When it comes to defense, the Rockets will never be confused for the bad boy Detroit Pistons of yesteryear, however, the team has an assortment of individually capable defenders on the roster. Paul has all defensive team honors hanging on his mantle during his time in the league. Small forward Trevor Ariza made his bones in the league by placing an emphasis on defense. Before Capela emerged as a double-digit scorer, he was relied on as a defensive spark off the bench. Luc Mbah a Moute has a reputation and consistent track record of being a very willing defender.

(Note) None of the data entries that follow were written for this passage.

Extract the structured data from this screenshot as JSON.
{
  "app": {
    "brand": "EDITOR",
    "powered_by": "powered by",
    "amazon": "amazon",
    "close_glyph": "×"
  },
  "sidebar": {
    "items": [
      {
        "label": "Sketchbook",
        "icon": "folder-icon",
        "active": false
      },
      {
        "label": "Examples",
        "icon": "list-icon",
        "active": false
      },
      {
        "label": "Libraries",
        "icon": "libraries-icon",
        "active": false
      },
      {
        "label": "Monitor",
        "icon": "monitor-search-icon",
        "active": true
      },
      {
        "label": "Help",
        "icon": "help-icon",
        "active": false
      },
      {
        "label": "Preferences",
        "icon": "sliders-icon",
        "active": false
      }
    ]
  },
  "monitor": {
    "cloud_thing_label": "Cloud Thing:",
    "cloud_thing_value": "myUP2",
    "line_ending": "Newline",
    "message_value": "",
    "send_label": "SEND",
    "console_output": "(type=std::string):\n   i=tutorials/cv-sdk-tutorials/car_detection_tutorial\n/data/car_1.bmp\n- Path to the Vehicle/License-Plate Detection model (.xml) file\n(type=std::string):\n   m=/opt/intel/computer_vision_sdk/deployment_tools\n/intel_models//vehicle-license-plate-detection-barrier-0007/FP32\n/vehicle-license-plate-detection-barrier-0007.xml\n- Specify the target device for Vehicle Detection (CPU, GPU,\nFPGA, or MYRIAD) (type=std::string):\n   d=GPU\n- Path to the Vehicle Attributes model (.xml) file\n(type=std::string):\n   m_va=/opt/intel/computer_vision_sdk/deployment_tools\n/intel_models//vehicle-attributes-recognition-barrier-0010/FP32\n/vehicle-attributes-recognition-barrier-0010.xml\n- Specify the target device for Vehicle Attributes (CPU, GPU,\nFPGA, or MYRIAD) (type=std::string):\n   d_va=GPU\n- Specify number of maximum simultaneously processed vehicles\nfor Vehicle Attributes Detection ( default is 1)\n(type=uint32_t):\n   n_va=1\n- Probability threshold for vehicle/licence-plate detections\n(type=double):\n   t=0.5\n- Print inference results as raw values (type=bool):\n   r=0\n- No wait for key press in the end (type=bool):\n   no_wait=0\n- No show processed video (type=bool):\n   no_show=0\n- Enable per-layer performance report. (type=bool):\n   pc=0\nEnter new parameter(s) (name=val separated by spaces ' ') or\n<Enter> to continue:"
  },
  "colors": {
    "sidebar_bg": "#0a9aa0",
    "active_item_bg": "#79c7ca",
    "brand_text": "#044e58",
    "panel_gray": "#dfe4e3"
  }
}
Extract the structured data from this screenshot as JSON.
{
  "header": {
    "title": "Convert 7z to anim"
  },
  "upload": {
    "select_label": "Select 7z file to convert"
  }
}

Shooting, Versatility and Experience
All of this success, leads to the variation D’Antoni can put out onto the floor. The versatility to go with a small ball lineup or a lineup heavily skewed toward defenders is a luxury amenity. Houston also features five guys with 125 or more three-pointers made this season with Harden, Eric Gordon, Ariza, Paul and Ryan Anderson leading the way. A sixth, Tucker, should join the +100 club before season’s end. Veteran Gerald Green has only played 30 games with the franchise but has already knocked down 76 attempts from distance.
Experience is key as well. This year’s Rockets team features only one player under 25, receiving 25 or more minutes per night in the rotation. Look at NBA history, title winning teams are full of veterans not second or third year players.
Again, the Rockets will never be confused with the late 80s or early 90s Pistons but the team has more than a few guys that don’t shy away from contact or physical play. The collection of Nene, Tucker, Green and Ariza have had more than their share of shoving matches when things get heated on the floor.
With the start of the NBA playoffs (April 14) under a month away, the Rockets continue to build momentum toward a title run. Will Harden and Paul’s playoff demons from the past emerge or is their first true shot at greatness with a complete team? These questions will soon be answered.